DeSantis has coyly attacked Trump for having lost reelection, saying, “It really requires a two-term presidency to be able to do as much as you need to do.” Trump came back with, “When he says eight years, every time I hear it I wince, because I say if it takes eight years to turn this around, then you don’t want him, you don’t want him as your president,” pledging, “It’ll take me six months to have it totally the way it was, we’ll have it fast.”
That set DeSantis up to ask, “Why didn’t he do it in his first four years?” It’s a fair point, but one based on the assumption that competence and achievement are truly what Republican voters want.

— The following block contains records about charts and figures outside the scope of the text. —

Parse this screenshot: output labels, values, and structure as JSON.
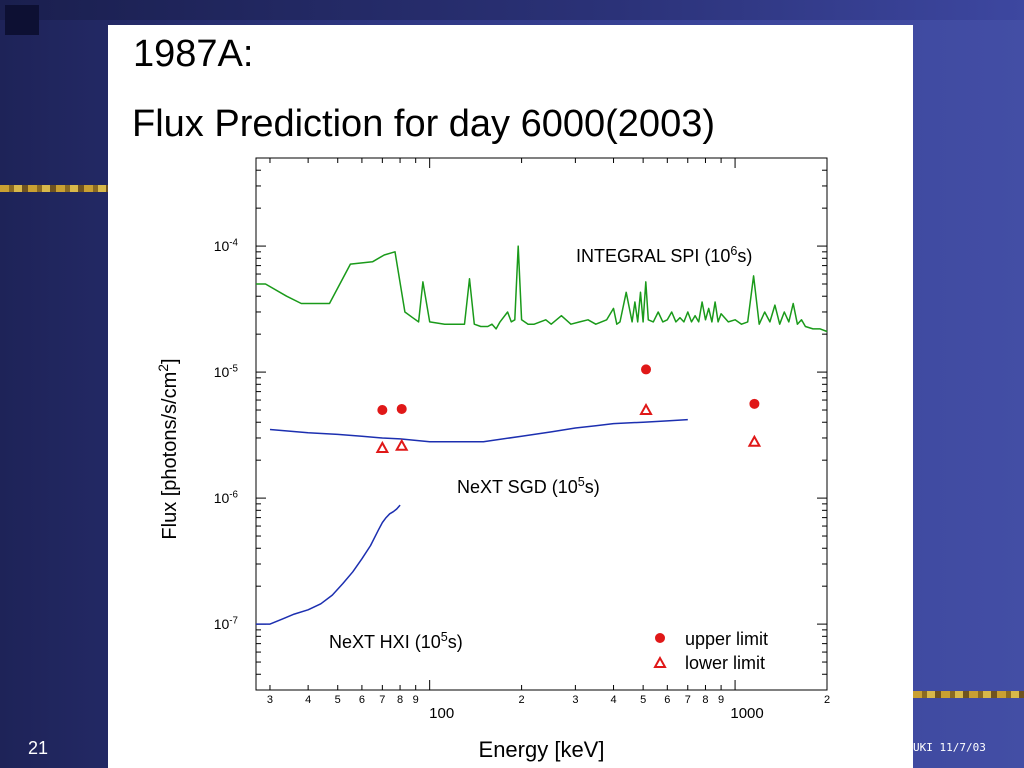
{
  "slide": {
    "title_line1": "1987A:",
    "title_line2": "Flux Prediction for day 6000(2003)",
    "page_number": "21",
    "footer": "UKI  11/7/03"
  },
  "chart_data": {
    "type": "scatter",
    "xscale": "log",
    "yscale": "log",
    "xlim": [
      27,
      2000
    ],
    "ylim": [
      3e-08,
      0.0005
    ],
    "xlabel": "Energy [keV]",
    "ylabel": "Flux [photons/s/cm",
    "ylabel_sup": "2",
    "ylabel_suffix": "]",
    "y_ticks": [
      {
        "value": 0.0001,
        "base": "10",
        "exp": "-4"
      },
      {
        "value": 1e-05,
        "base": "10",
        "exp": "-5"
      },
      {
        "value": 1e-06,
        "base": "10",
        "exp": "-6"
      },
      {
        "value": 1e-07,
        "base": "10",
        "exp": "-7"
      }
    ],
    "x_minor_labels": [
      {
        "value": 30,
        "label": "3"
      },
      {
        "value": 40,
        "label": "4"
      },
      {
        "value": 50,
        "label": "5"
      },
      {
        "value": 60,
        "label": "6"
      },
      {
        "value": 70,
        "label": "7"
      },
      {
        "value": 80,
        "label": "8"
      },
      {
        "value": 90,
        "label": "9"
      },
      {
        "value": 200,
        "label": "2"
      },
      {
        "value": 300,
        "label": "3"
      },
      {
        "value": 400,
        "label": "4"
      },
      {
        "value": 500,
        "label": "5"
      },
      {
        "value": 600,
        "label": "6"
      },
      {
        "value": 700,
        "label": "7"
      },
      {
        "value": 800,
        "label": "8"
      },
      {
        "value": 900,
        "label": "9"
      },
      {
        "value": 2000,
        "label": "2"
      }
    ],
    "x_major_labels": [
      {
        "value": 100,
        "label": "100"
      },
      {
        "value": 1000,
        "label": "1000"
      }
    ],
    "colors": {
      "integral": "#1a9a1a",
      "sgd": "#1c2fb0",
      "hxi": "#1c2fb0",
      "points": "#e01818"
    },
    "series": [
      {
        "name": "INTEGRAL SPI (10",
        "name_sup": "6",
        "name_suffix": "s)",
        "kind": "line",
        "x": [
          27,
          29,
          34,
          38,
          43,
          47,
          55,
          65,
          71,
          77,
          83,
          88,
          92,
          95,
          100,
          112,
          130,
          135,
          140,
          147,
          155,
          160,
          165,
          170,
          180,
          185,
          190,
          195,
          200,
          210,
          220,
          230,
          240,
          250,
          270,
          290,
          310,
          330,
          350,
          380,
          400,
          410,
          420,
          440,
          460,
          470,
          480,
          490,
          500,
          510,
          520,
          540,
          560,
          580,
          600,
          620,
          640,
          660,
          680,
          700,
          720,
          740,
          760,
          780,
          800,
          820,
          840,
          860,
          880,
          900,
          950,
          1000,
          1050,
          1100,
          1150,
          1200,
          1250,
          1300,
          1350,
          1400,
          1450,
          1500,
          1550,
          1600,
          1650,
          1700,
          1800,
          1900,
          2000
        ],
        "y": [
          5e-05,
          5e-05,
          4e-05,
          3.5e-05,
          3.5e-05,
          3.5e-05,
          7.2e-05,
          7.5e-05,
          8.5e-05,
          9e-05,
          3e-05,
          2.7e-05,
          2.5e-05,
          5.2e-05,
          2.5e-05,
          2.4e-05,
          2.4e-05,
          5.5e-05,
          2.4e-05,
          2.3e-05,
          2.3e-05,
          2.4e-05,
          2.2e-05,
          2.5e-05,
          3e-05,
          2.5e-05,
          2.6e-05,
          0.0001,
          2.6e-05,
          2.4e-05,
          2.4e-05,
          2.5e-05,
          2.6e-05,
          2.4e-05,
          2.8e-05,
          2.4e-05,
          2.5e-05,
          2.6e-05,
          2.4e-05,
          2.6e-05,
          3.2e-05,
          2.4e-05,
          2.5e-05,
          4.3e-05,
          2.5e-05,
          3.6e-05,
          2.5e-05,
          4.3e-05,
          2.5e-05,
          5.2e-05,
          2.6e-05,
          2.5e-05,
          3e-05,
          2.5e-05,
          2.6e-05,
          3e-05,
          2.5e-05,
          2.7e-05,
          2.5e-05,
          3e-05,
          2.5e-05,
          2.8e-05,
          2.5e-05,
          3.6e-05,
          2.6e-05,
          3.2e-05,
          2.5e-05,
          3.6e-05,
          2.5e-05,
          2.9e-05,
          2.5e-05,
          2.6e-05,
          2.4e-05,
          2.5e-05,
          5.8e-05,
          2.4e-05,
          3e-05,
          2.5e-05,
          3.4e-05,
          2.4e-05,
          3e-05,
          2.5e-05,
          3.5e-05,
          2.4e-05,
          2.6e-05,
          2.3e-05,
          2.2e-05,
          2.2e-05,
          2.1e-05
        ]
      },
      {
        "name": "NeXT SGD (10",
        "name_sup": "5",
        "name_suffix": "s)",
        "kind": "line",
        "x": [
          30,
          40,
          50,
          60,
          70,
          80,
          100,
          120,
          150,
          200,
          250,
          300,
          350,
          400,
          500,
          600,
          700
        ],
        "y": [
          3.5e-06,
          3.3e-06,
          3.2e-06,
          3.1e-06,
          3e-06,
          2.95e-06,
          2.8e-06,
          2.8e-06,
          2.8e-06,
          3.1e-06,
          3.35e-06,
          3.6e-06,
          3.75e-06,
          3.9e-06,
          4e-06,
          4.1e-06,
          4.2e-06
        ]
      },
      {
        "name": "NeXT HXI (10",
        "name_sup": "5",
        "name_suffix": "s)",
        "kind": "line",
        "x": [
          27,
          30,
          33,
          36,
          40,
          44,
          48,
          52,
          56,
          60,
          64,
          68,
          70,
          72,
          74,
          76,
          78,
          80
        ],
        "y": [
          1e-07,
          1e-07,
          1.1e-07,
          1.2e-07,
          1.3e-07,
          1.45e-07,
          1.7e-07,
          2.1e-07,
          2.6e-07,
          3.3e-07,
          4.2e-07,
          5.6e-07,
          6.4e-07,
          7e-07,
          7.5e-07,
          7.8e-07,
          8.2e-07,
          8.8e-07
        ]
      },
      {
        "name": "upper limit",
        "kind": "points",
        "marker": "circle",
        "x": [
          70,
          81,
          511,
          1157
        ],
        "y": [
          5e-06,
          5.1e-06,
          1.05e-05,
          5.6e-06
        ]
      },
      {
        "name": "lower limit",
        "kind": "points",
        "marker": "triangle",
        "x": [
          70,
          81,
          511,
          1157
        ],
        "y": [
          2.5e-06,
          2.6e-06,
          5e-06,
          2.8e-06
        ]
      }
    ]
  }
}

Trump predictably took on the shifting pronunciation of DeSantis’ name—DeeSantis or DehSantis—saying, “You don’t change your name in the middle of an election, he changed his name in the middle of the election. You don’t do that, you do it before or after, but ideally you don’t do it at all.”

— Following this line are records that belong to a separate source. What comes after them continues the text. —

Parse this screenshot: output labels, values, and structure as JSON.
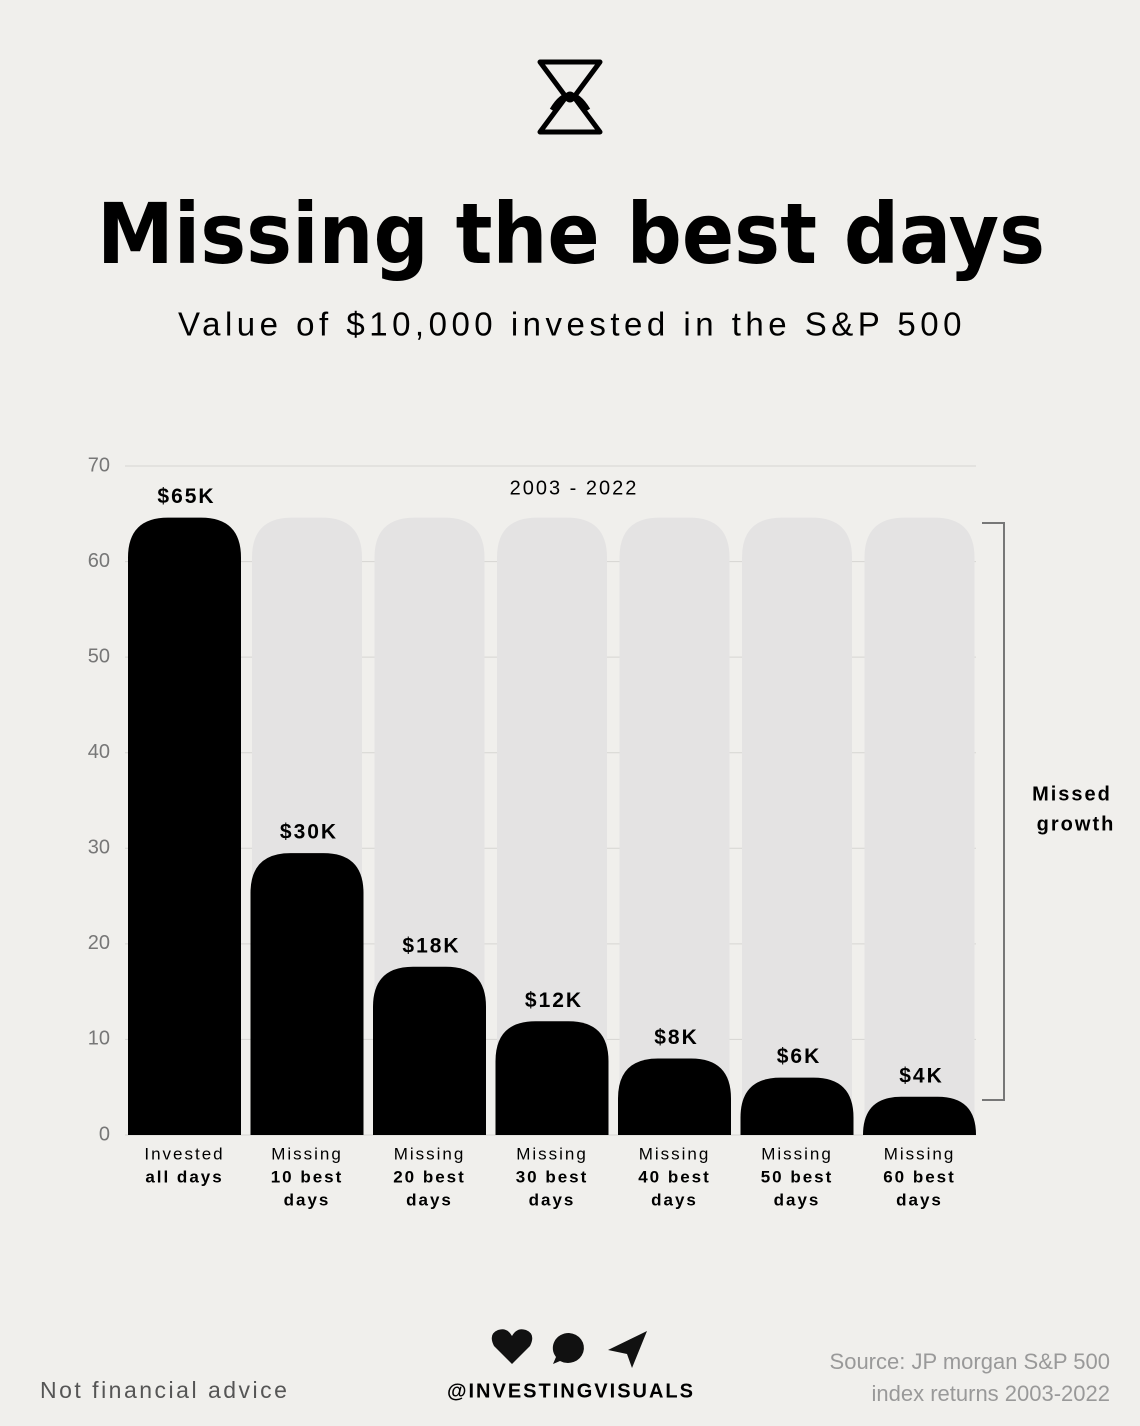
{
  "chart_data": {
    "type": "bar",
    "title": "Missing the best days",
    "subtitle": "Value of $10,000 invested in the S&P 500",
    "period": "2003 - 2022",
    "categories": [
      [
        "Invested",
        "all days"
      ],
      [
        "Missing",
        "10 best",
        "days"
      ],
      [
        "Missing",
        "20 best",
        "days"
      ],
      [
        "Missing",
        "30 best",
        "days"
      ],
      [
        "Missing",
        "40 best",
        "days"
      ],
      [
        "Missing",
        "50 best",
        "days"
      ],
      [
        "Missing",
        "60 best",
        "days"
      ]
    ],
    "values": [
      64.6,
      29.5,
      17.6,
      11.9,
      8,
      6,
      4
    ],
    "value_labels": [
      "$65K",
      "$30K",
      "$18K",
      "$12K",
      "$8K",
      "$6K",
      "$4K"
    ],
    "color": "#000000",
    "background_color": "#e4e3e3",
    "ylim": [
      0,
      70
    ],
    "yticks": [
      0,
      10,
      20,
      30,
      40,
      50,
      60,
      70
    ],
    "grid": true,
    "annotation": [
      "Missed",
      "growth"
    ]
  },
  "footer": {
    "disclaimer": "Not financial advice",
    "handle": "@INVESTINGVISUALS",
    "source": [
      "Source: JP morgan S&P 500",
      "index returns 2003-2022"
    ]
  }
}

Asked about the pronunciation issue, DeSantis responded—with a smirk for the ages—“It’s ridiculous. These stupid things. Listen, the way to pronounce my last name—winner.”

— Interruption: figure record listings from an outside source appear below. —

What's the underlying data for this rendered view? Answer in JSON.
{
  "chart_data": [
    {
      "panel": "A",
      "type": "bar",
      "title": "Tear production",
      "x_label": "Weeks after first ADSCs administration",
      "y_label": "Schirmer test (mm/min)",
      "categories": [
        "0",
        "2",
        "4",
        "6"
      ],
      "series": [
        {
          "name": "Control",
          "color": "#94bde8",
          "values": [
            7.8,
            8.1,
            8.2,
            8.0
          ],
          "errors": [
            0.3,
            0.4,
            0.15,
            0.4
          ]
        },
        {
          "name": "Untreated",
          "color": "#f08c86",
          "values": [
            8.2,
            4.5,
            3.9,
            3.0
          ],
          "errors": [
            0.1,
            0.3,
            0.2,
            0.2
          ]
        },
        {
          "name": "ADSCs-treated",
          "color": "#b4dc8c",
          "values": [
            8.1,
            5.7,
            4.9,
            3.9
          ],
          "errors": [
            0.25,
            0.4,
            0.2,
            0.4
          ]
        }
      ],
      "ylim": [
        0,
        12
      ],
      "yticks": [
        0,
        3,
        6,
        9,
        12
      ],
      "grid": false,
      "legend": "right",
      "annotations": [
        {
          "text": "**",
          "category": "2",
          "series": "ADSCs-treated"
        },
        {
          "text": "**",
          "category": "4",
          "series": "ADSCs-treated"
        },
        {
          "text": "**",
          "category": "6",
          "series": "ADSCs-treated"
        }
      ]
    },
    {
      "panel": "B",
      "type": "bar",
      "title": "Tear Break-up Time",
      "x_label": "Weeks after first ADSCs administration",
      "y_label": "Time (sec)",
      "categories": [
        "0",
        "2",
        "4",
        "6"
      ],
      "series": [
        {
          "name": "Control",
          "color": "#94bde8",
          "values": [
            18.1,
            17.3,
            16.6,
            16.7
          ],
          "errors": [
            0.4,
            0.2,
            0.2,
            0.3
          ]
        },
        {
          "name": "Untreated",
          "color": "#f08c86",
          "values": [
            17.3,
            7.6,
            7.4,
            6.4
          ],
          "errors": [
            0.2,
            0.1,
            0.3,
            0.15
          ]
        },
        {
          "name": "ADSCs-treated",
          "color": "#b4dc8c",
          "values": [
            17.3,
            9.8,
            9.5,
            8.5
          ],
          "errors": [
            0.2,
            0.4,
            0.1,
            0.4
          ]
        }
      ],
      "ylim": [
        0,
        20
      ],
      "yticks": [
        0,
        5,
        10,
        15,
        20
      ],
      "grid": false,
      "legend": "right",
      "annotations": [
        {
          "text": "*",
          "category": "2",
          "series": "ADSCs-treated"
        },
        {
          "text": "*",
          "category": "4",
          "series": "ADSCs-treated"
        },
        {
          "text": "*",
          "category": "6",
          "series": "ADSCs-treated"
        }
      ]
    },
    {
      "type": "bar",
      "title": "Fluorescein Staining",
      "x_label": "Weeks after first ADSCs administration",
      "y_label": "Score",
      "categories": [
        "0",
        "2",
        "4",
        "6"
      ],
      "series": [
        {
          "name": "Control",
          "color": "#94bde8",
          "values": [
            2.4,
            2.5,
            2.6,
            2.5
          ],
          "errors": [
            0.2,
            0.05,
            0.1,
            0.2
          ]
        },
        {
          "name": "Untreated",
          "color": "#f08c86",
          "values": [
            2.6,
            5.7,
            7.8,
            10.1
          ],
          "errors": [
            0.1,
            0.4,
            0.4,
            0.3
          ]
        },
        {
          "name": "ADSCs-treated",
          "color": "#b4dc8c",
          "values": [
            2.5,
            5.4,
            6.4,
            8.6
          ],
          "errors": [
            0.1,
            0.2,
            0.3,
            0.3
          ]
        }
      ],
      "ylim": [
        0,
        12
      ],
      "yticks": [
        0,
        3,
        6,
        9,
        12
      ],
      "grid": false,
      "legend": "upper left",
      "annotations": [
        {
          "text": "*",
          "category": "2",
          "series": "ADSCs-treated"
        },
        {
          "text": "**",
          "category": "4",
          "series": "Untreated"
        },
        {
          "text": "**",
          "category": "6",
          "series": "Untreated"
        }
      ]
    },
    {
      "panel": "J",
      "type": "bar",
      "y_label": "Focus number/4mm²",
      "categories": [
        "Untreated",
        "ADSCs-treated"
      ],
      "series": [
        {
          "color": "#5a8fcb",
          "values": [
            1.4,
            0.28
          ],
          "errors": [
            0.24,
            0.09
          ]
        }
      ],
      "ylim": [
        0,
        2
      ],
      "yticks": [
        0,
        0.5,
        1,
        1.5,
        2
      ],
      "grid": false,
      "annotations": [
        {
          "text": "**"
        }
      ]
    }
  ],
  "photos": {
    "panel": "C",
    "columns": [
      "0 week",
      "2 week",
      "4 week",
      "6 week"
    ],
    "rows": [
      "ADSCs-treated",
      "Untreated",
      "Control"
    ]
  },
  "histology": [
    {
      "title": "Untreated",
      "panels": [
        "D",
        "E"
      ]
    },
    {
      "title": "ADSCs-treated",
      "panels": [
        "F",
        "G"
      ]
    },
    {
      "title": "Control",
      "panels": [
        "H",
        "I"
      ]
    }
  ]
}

A DeSantis super PAC has a bus trailing Trump around Iowa. Trump has slammed DeSantis for not taking audience questions at campaign events. And so on.
The attacks between the two candidates are predictable. Trump has been attacking DeSantis for months, in fact, with DeSantis’ poll numbers dropping over that time. The question has been when and how DeSantis would fight back. He has started doing so, but the current level of petty sniping is likely to—almost has to—escalate. This state of affairs isn’t benefiting either candidate.
Everyone knows that Trump is a guy who insults his opponents. It’s at the core of his persona. But if he focuses too much on one opponent, he risks looking weak—like he’s not at the top of the field mocking everyone, but is locked in a head-to-head battle with an equal. Trump also delivers his most effective insults when he’s feeding off the energy of a crowd, or the humiliation (real or perceived) of his debate opponents. Dribbling out small attacks for small audiences is not peak insult Trump, and it makes him look smaller.
DeSantis, meanwhile, has a pressing need to define himself for Republican primary voters. He’s trying to do that by hyping a relatable dad schtick, but if that gets drowned out by his feud with Trump, he has lost a valuable opportunity to set the tone for his campaign—unless he decisively wins the Trump fight. Being the guy who beats Trump at his own game would have huge value, but it’s a very high-risk game. And even his own supporters are noticing that DeSantis isn’t taking Trump on very much in his speeches, saving that for exchanges with reporters. “As of now, [Trump] is who he is running against, you know, like he needs to make the ticket before he can face Biden or whoever makes the ticket there,” one Iowa DeSantis supporter told The Washington Post.
It’s a tricky moment for both Trump and DeSantis, though much more so for DeSantis. Trump has to be itching to go after DeSantis full bore—which, make no mistake, hasn’t happened yet. “Nasty?” an unnamed former Trump adviser told Politico. “This is child’s play. You wanna see nasty? Stay tuned.” But his campaign probably doesn’t want him to use up all his best insults now, and is trying to balance attacking DeSantis with not elevating him more than necessary. Trump can’t afford to look threatened by DeSantis: He needs him to look small.
The stakes are higher for DeSantis, who is trailing in polls and needs a breakthrough moment. He needs to show that he’s tough enough to take on Trump, but he doesn’t want to be wholly defined by that fight—a fight he may well lose at the pure insults-and-dominance level. Being a “winner” is such a big part of DeSantis’ case for himself that losing an insult-off with Trump could be an existential problem.
A tough primary fight can make a candidate stronger, but it depends on the character of the fight. A steady stream of sniping that doesn’t deliver a triumphant victor could just wear voters out and turn them off. Some Republicans are worried about exactly that. “It’s a 15-round boxing match, and when boxers come out pummeling each other from the beginning, they’re not pacing themselves for the balance of the match,” one Republican consultant told Politico, while Republican National Committee Chair Ronna McDaniel has warned of “infighting” that could damage Republican prospects.
The feud between Trump and DeSantis may already be dominating campaign headlines. But at some point it’s going to get a whole lot bigger and louder and nastier. Both men know it, and they both know they need to come out on top.